Shimun regarde à mes pieds — a-t-elle suffisamment de vide pour marcher sans penser durant des heures sur des passerelles de vertige, flotter sur la mousse, glisser sur la glace, surprendre des vibrations de l’air, des rires qui brillent entre les plis de la terre, à l’heure où le caribou chante pour séduire et l’homme qui le chasse et la femme qu’il observe ? (p.62)
Pour survivre en forêt, Morali doit affûter des instincts que son parcours de citadine et d’Européenne a masqués. Elle doit muter pour désapprendre la vie moderne.
L’expérience marquera l’écrivaine, deviendra ce moment hors temps où elle a connu la neige, le froid, l’animal qui sait déjouer les ruses des trappeurs. Pendant un hiver, elle vivra la solitude, la solidarité, se familiarisera avec la langue des nomades et peut-être celle de l’Amérique, le poids d’un mot et d’un sourire. Surtout, elle oubliera les gadgets et les malheurs du monde.

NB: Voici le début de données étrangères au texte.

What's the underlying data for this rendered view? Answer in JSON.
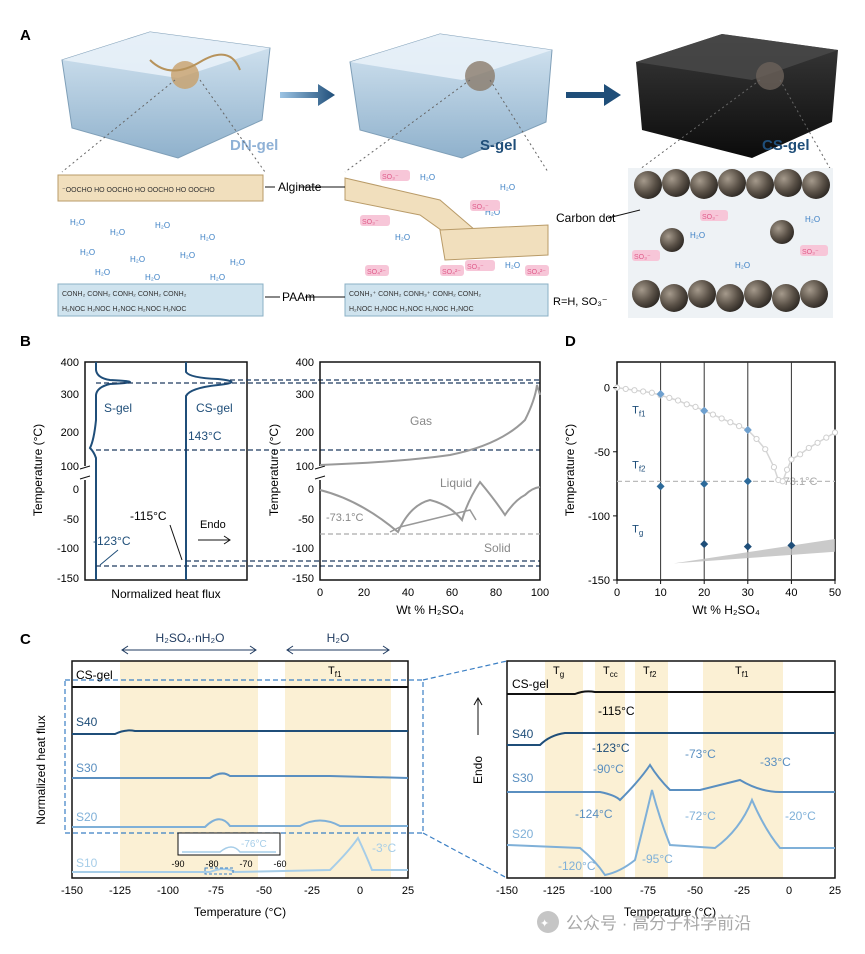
{
  "panels": {
    "a": "A",
    "b": "B",
    "c": "C",
    "d": "D"
  },
  "panel_a": {
    "gels": [
      "DN-gel",
      "S-gel",
      "CS-gel"
    ],
    "labels": {
      "alginate": "Alginate",
      "paam": "PAAm",
      "carbon_dot": "Carbon dot",
      "r_group": "R=H, SO₃⁻"
    }
  },
  "panel_b": {
    "left": {
      "curves": [
        "S-gel",
        "CS-gel"
      ],
      "annotations": [
        "143°C",
        "-115°C",
        "-123°C",
        "Endo"
      ],
      "ylabel": "Temperature (°C)",
      "xlabel": "Normalized heat flux",
      "yticks_top": [
        "400",
        "300",
        "200",
        "100"
      ],
      "yticks_bottom": [
        "0",
        "-50",
        "-100",
        "-150"
      ]
    },
    "right": {
      "regions": [
        "Gas",
        "Liquid",
        "Solid"
      ],
      "annotation": "-73.1°C",
      "ylabel": "Temperature (°C)",
      "xlabel": "Wt % H₂SO₄",
      "xticks": [
        "0",
        "20",
        "40",
        "60",
        "80",
        "100"
      ]
    }
  },
  "panel_c": {
    "left": {
      "bands": [
        "H₂SO₄·nH₂O",
        "H₂O"
      ],
      "band_tf1": "T",
      "samples": [
        "CS-gel",
        "S40",
        "S30",
        "S20",
        "S10"
      ],
      "inset_ticks": [
        "-90",
        "-80",
        "-70",
        "-60"
      ],
      "inset_label": "-76°C",
      "peak_label": "-3°C",
      "ylabel": "Normalized heat flux",
      "xlabel": "Temperature (°C)",
      "xticks": [
        "-150",
        "-125",
        "-100",
        "-75",
        "-50",
        "-25",
        "0",
        "25"
      ]
    },
    "right": {
      "bands": [
        "Tg",
        "Tcc",
        "Tf2",
        "Tf1"
      ],
      "samples": [
        "CS-gel",
        "S40",
        "S30",
        "S20"
      ],
      "annotations": [
        "-115°C",
        "-123°C",
        "-90°C",
        "-73°C",
        "-33°C",
        "-124°C",
        "-72°C",
        "-20°C",
        "-120°C",
        "-95°C"
      ],
      "endo": "Endo",
      "xlabel": "Temperature (°C)",
      "xticks": [
        "-150",
        "-125",
        "-100",
        "-75",
        "-50",
        "-25",
        "0",
        "25"
      ]
    }
  },
  "chart_data": [
    {
      "type": "scatter",
      "panel": "D",
      "xlabel": "Wt % H₂SO₄",
      "ylabel": "Temperature (°C)",
      "xlim": [
        0,
        50
      ],
      "ylim": [
        -150,
        20
      ],
      "xticks": [
        "0",
        "10",
        "20",
        "30",
        "40",
        "50"
      ],
      "yticks": [
        "0",
        "-50",
        "-100",
        "-150"
      ],
      "series": [
        {
          "name": "T",
          "x": [
            10,
            20,
            30
          ],
          "y": [
            -5,
            -18,
            -33
          ]
        },
        {
          "name": "T",
          "x": [
            10,
            20,
            30
          ],
          "y": [
            -77,
            -75,
            -73
          ]
        },
        {
          "name": "T",
          "x": [
            20,
            30,
            40
          ],
          "y": [
            -122,
            -124,
            -123
          ]
        }
      ],
      "series_labels": [
        "T",
        "T",
        "T"
      ],
      "series_subscripts": [
        "f1",
        "f2",
        "g"
      ],
      "reference_line": {
        "y": -73.1,
        "label": "-73.1°C"
      },
      "reference_curve": {
        "x": [
          0,
          2,
          4,
          6,
          8,
          10,
          12,
          14,
          16,
          18,
          20,
          22,
          24,
          26,
          28,
          30,
          32,
          34,
          36,
          37,
          38,
          39,
          40,
          42,
          44,
          46,
          48,
          50
        ],
        "y": [
          0,
          -1,
          -2,
          -3,
          -4,
          -6,
          -8,
          -10,
          -13,
          -15,
          -18,
          -21,
          -24,
          -27,
          -30,
          -33,
          -40,
          -48,
          -62,
          -72,
          -73,
          -64,
          -56,
          -52,
          -47,
          -43,
          -39,
          -35
        ]
      }
    }
  ],
  "watermark": "公众号 · 高分子科学前沿"
}
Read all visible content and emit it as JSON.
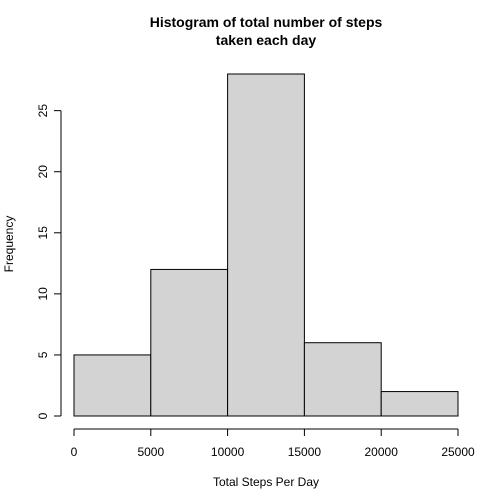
{
  "chart_data": {
    "type": "histogram",
    "title": [
      "Histogram of total number of steps",
      "taken each day"
    ],
    "xlabel": "Total Steps Per Day",
    "ylabel": "Frequency",
    "bins": [
      0,
      5000,
      10000,
      15000,
      20000,
      25000
    ],
    "values": [
      5,
      12,
      28,
      6,
      2
    ],
    "color": "#d3d3d3",
    "xlim": [
      0,
      25000
    ],
    "xticks": [
      0,
      5000,
      10000,
      15000,
      20000,
      25000
    ],
    "ylim": [
      0,
      28
    ],
    "yticks": [
      0,
      5,
      10,
      15,
      20,
      25
    ]
  }
}
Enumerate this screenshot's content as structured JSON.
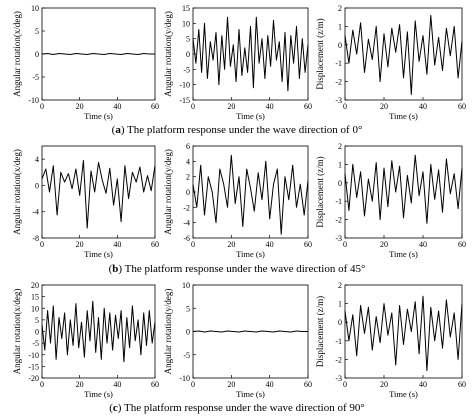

Bien sûr, elle trichera un peu en rédigeant son journal, notant ce qui retient son attention, ce qui est si ordinaire et précieux. Un soleil aveuglant, une trace de renard dans le creux de la montagne, tout est événement.
RÉCIT
Avant cette saison avec Shimun et Penassin, Laure Morali vivait peut-être la plus terrible des errances, poussée par un mal être qui lui faisait emprunter toutes les routes. Ce sera le dernier hiver pour Shimun qui succombera à un cancer l’année suivante.
Laure Morali n’oubliera jamais ces jours (la preuve le livre est là) et reviendra régulièrement sur la Côte-Nord pour retrouver des amies, ses sœurs d’âme.
Pour qu’une forêt te parle, ferme les yeux et chante, laisse venir le vent. La forêt, des racines à la cime, sent notre présence. (p.149)
Pas de grandes surprises, de tragédie ou de confrontation avec un loup mythique dans ce récit. Simplement les gestes du quotidien, le manger et le boire, l’éblouissement de sa respiration dans un pays extravagant.
Un texte qui fait du bien, qui nous branche sur le réel, les arbres, la neige et la glace, le vent qui décide de tout dans ces espaces où l’air devient quasi palpable les jours de froids terribles. Une aventure qui permet de s’abandonner aux jours qui sont parfois si longs et souvent trop courts. De quoi faire rêver.
MORALI LAURE, En suivant Shimun, du Boréal, Montréal, 2021, 21,95 $.